Stung by a Yemen point of origin in the 'underpants bomber' case, American intelligence people already speak of the Arabian peninsula nation as a new front in the anti-terror campaign. They could calculatedly be right, on the same surface logic that Afghanistan and Pakistan are jihadist incubators and that Somalia and parts of Arab North Africa could be next. This is in the nature of the transnational, franchise form of terrorism that Al-Qaeda deals in. It wasn't that long ago, after the 2002 Bali bombings, that the new-front label was applied to Indonesia and loosely to Southeast Asia. It is not heard of anymore, as the Al-Qaeda-related Jemaah Islamiah has been put to flight, although it is far from being exterminated.

Yemen, on location alone, qualifies for security scrutiny. One could smell cordite in the air of this unstable, poor country of many ethnic and tribal rivalries. It fronts the important Gulf of Aden and the Red Sea, and shares a long border with Saudi Arabia. Intelligence people could see these are ready-made factors for attacks and religious indoctrination. Besides the terrorist strikes on an American warship, diplomatic interests and tourists in the past decade, a franchise operation of Al-Qaeda in Yemen is judged to be proficient in recruiting agents and organising suicide missions. It was behind the failed attempt to blow up an American plane on its approach to Detroit airport a fortnight ago. The United States and British governments assess that Yemen is a failing state troubled by an insurgency and a separatist movement that are pulling it apart, yet under a government that is friendly with the US for its military support. That, as is known, makes such a country or regime a target of West-hating religious ideologues in the Arab world.

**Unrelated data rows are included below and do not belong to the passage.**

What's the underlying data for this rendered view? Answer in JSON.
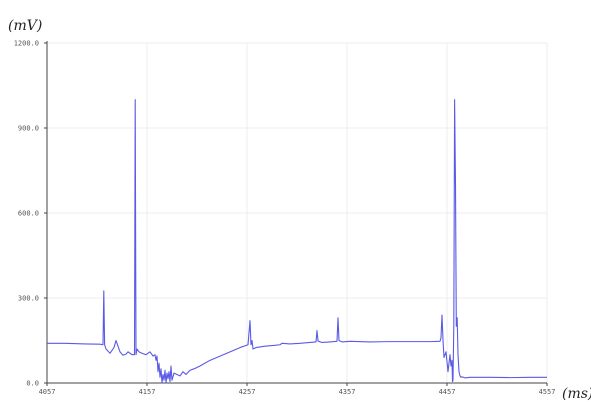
{
  "chart_data": {
    "type": "line",
    "title": "",
    "ylabel": "(mV)",
    "xlabel": "(ms)",
    "ylim": [
      0,
      1200
    ],
    "xlim": [
      4057,
      4557
    ],
    "y_ticks": [
      0,
      300,
      600,
      900,
      1200
    ],
    "y_tick_labels": [
      "0.0",
      "300.0",
      "600.0",
      "900.0",
      "1200.0"
    ],
    "x_ticks": [
      4057,
      4157,
      4257,
      4357,
      4457,
      4557
    ],
    "x_tick_labels": [
      "4057",
      "4157",
      "4257",
      "4357",
      "4457",
      "4557"
    ],
    "grid": true,
    "legend": "none",
    "series_color": "#5a5ae6",
    "axis_color": "#444444",
    "grid_color": "#ececec",
    "series": [
      {
        "x": [
          4057,
          4075,
          4095,
          4110,
          4113,
          4113.8,
          4114.6,
          4116,
          4120,
          4122,
          4124,
          4126,
          4128,
          4130,
          4133,
          4136,
          4138,
          4140,
          4142,
          4144.5,
          4145.2,
          4146,
          4147,
          4149,
          4152,
          4156,
          4160,
          4163,
          4165,
          4166,
          4167,
          4168,
          4169,
          4170,
          4171,
          4172,
          4173,
          4174,
          4175,
          4176,
          4177,
          4178,
          4179,
          4180,
          4181,
          4182,
          4184,
          4187,
          4190,
          4193,
          4196,
          4200,
          4204,
          4210,
          4220,
          4230,
          4240,
          4250,
          4258,
          4260,
          4261,
          4262,
          4263,
          4266,
          4275,
          4285,
          4290,
          4292,
          4300,
          4310,
          4320,
          4326,
          4327,
          4328,
          4332,
          4340,
          4347,
          4348,
          4349,
          4352,
          4360,
          4380,
          4400,
          4420,
          4440,
          4450,
          4451,
          4452,
          4453,
          4454,
          4456,
          4458,
          4460,
          4461,
          4462,
          4462.5,
          4463,
          4463.8,
          4464.6,
          4465.5,
          4466.3,
          4467.2,
          4468,
          4469,
          4470,
          4471,
          4472,
          4475,
          4480,
          4500,
          4520,
          4540,
          4557
        ],
        "y": [
          140,
          140,
          138,
          137,
          135,
          325,
          135,
          120,
          105,
          115,
          125,
          150,
          130,
          110,
          98,
          102,
          110,
          105,
          100,
          100,
          1000,
          100,
          120,
          110,
          105,
          100,
          110,
          95,
          100,
          80,
          95,
          40,
          70,
          20,
          50,
          0,
          30,
          10,
          45,
          0,
          35,
          15,
          40,
          5,
          60,
          10,
          35,
          30,
          25,
          40,
          30,
          45,
          50,
          60,
          80,
          95,
          110,
          125,
          135,
          220,
          135,
          150,
          120,
          125,
          130,
          133,
          135,
          140,
          138,
          140,
          143,
          145,
          185,
          148,
          143,
          145,
          147,
          230,
          150,
          145,
          147,
          145,
          146,
          146,
          146,
          147,
          160,
          240,
          150,
          90,
          110,
          40,
          100,
          60,
          80,
          5,
          10,
          200,
          1000,
          700,
          200,
          230,
          100,
          40,
          25,
          20,
          22,
          18,
          20,
          20,
          19,
          20,
          20
        ]
      }
    ]
  }
}
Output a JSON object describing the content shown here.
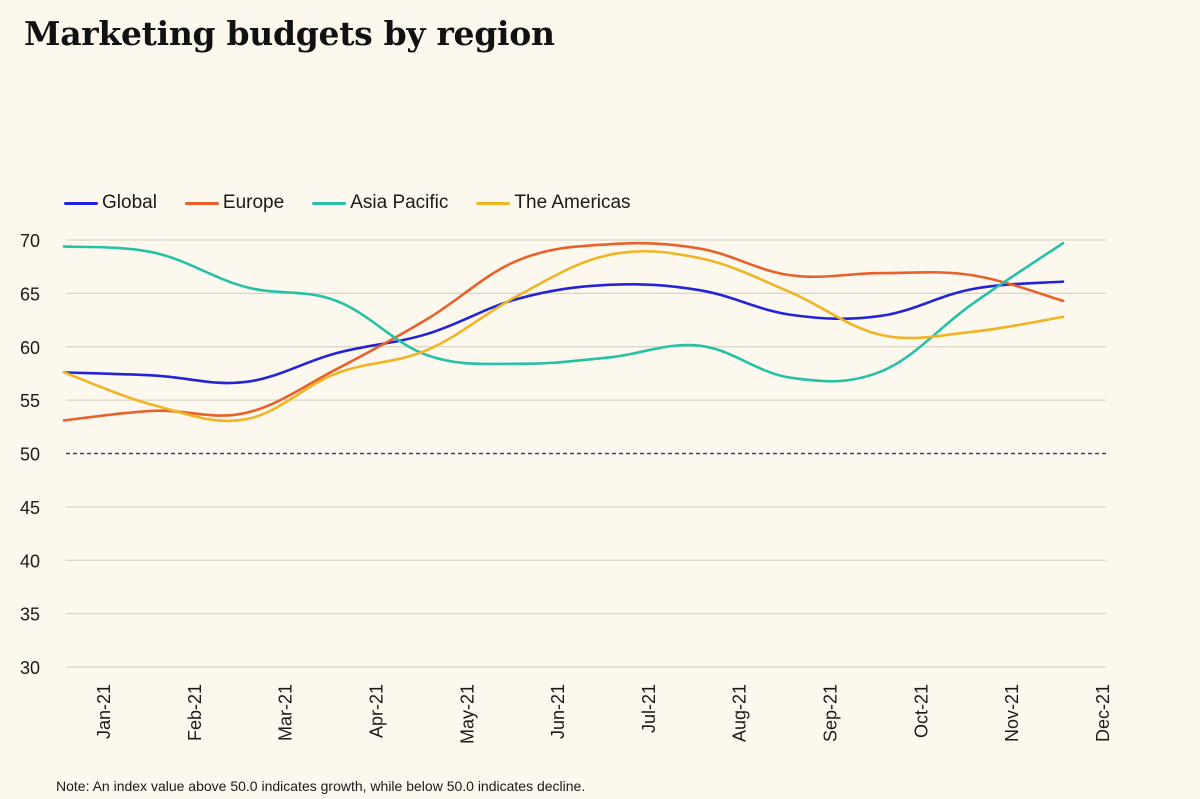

These factors argue for an evaluation of the practical approaches available to neutralise the threat of exported terror. The irredeemable mistake would be to treat Yemen as a nonentity that powerful nations could trifle with. So disdainful of Yemen do US military and intelligence quarters sound that there is a danger they could make the situation worse, in a replay of the Afghan mission. US President Barack Obama has been more restrained (joint attacks on militants, he implies) than some congressional figures, whose language barely conceals a hint of sending Yemen back to the beginning of time. Like Afghanistan, Yemen is a mountainous country marked by political dissension. Its unpopular president is not in control, like the one in Kabul. These elements require understanding to mount any kind of a deterrence programme that has a realistic chance of success.